On a whiteboard is a Diadema scorecard, a list of all the cohorts raised in the lab. Several of the first attempts, in 2018 and 2020, failed to produce any urchins, but the following year, the team successfully raised 100 adults. By mid-2022, they were consistently producing urchins; a cohort from late 2023 had more than 1,800.

Now that researchers have figured out how to raise Diadema, the next step is to learn what happens to those lab-raised urchins—and the ecosystems they support—in the wild.

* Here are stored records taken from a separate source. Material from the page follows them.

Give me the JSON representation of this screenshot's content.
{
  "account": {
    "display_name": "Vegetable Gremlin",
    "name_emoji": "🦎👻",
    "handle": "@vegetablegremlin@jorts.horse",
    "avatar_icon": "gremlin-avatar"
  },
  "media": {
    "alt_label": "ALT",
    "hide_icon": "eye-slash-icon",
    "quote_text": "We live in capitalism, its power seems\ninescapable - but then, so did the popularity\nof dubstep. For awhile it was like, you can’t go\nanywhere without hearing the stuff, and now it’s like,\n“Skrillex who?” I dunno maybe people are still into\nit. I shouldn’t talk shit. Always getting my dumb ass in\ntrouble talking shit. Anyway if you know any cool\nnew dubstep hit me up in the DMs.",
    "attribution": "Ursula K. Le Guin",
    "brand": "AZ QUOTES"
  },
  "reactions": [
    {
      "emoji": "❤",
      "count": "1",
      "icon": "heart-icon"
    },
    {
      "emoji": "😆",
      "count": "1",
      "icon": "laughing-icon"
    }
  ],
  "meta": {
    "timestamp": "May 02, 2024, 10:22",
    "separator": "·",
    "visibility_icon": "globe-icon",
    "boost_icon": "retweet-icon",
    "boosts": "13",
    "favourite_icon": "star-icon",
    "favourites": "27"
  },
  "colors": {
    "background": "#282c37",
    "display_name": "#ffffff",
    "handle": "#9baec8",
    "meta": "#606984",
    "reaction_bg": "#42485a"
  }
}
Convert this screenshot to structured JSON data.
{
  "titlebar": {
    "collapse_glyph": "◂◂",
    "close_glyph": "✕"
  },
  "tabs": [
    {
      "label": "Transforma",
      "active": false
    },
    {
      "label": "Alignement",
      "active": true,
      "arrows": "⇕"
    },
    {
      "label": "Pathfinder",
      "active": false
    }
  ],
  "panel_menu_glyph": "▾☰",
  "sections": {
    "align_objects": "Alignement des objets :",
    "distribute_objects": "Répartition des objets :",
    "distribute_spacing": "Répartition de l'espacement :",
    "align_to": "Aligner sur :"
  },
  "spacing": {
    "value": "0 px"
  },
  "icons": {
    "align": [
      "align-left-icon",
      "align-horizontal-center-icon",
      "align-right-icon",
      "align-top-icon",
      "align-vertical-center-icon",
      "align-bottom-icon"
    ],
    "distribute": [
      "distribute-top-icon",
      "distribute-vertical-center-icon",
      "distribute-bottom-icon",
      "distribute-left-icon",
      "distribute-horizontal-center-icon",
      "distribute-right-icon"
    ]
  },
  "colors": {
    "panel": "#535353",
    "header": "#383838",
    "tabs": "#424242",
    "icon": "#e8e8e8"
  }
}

When researchers poured a cohort of young urchins into the shallow water of the middle Florida Keys in 2021, the spiky orbs scuttled about rocky and sandy patches of seafloor in search of shelter. They zoomed toward cracks between rocks and crowded below branching staghorn corals. Since then, urchin-lab partners have released other cohorts and are studying how lab-raised urchins react in the wild, whether they make a difference on reefs, and what strategies may help more survive. It's not easy to track where the specific urchins go, however. Urchins can't be tagged like other wildlife and are hopefully hidden during the day, making them hard to find.

"We've come a long way but obviously still have a ton more to do," Patterson says. Despite the unknowns, he's optimistic. He and Pilnick found that even sparse adult urchins—just one urchin for every six and a half square meters of reef—can curtail algae. "I mean, these things eat a lot. It's kind of amazing."

But a lack of urchins and other grazers is just one of many problems affecting reefs. Marine heat waves, now supercharged by climate change, are a particularly grave threat. In 2023, unprecedented ocean temperatures in Florida and in the Caribbean caused widespread coral bleaching and mortality. This was the start of a global bleaching event, the fourth ever documented and the second in the past decade alone.

Successful restoration of reefs, including urchins, isn't an excuse to not tackle climate change, Patterson notes. Voracious urchins won't prevent marine heat waves or protect corals from bleaching. Still, the urchins could help reefs bounce back after a heat wave, buying time while we reduce fossil-fuel emissions. "We're doing this one little thing over here to try to keep things together while these much larger issues get fixed," Patterson says.

When corals die during a heat wave, space opens up on the reef that, without urchins, is soon covered by algae. The same is true in the greenhouse aquariums. Without urchins, the surfaces in the tanks would be coated with fuzzy green algae, thwarting baby corals from growing. In one of the greenhouse tanks, though, Pilnick points out an urchin about the size of a pea that has scoured the algae from around a small coral. The urchin is just eating, as all animals do, but it's also creating space for the coral to grow. With a little help, both creatures may one day be part of a wild reef with habitats for a diverse array of life.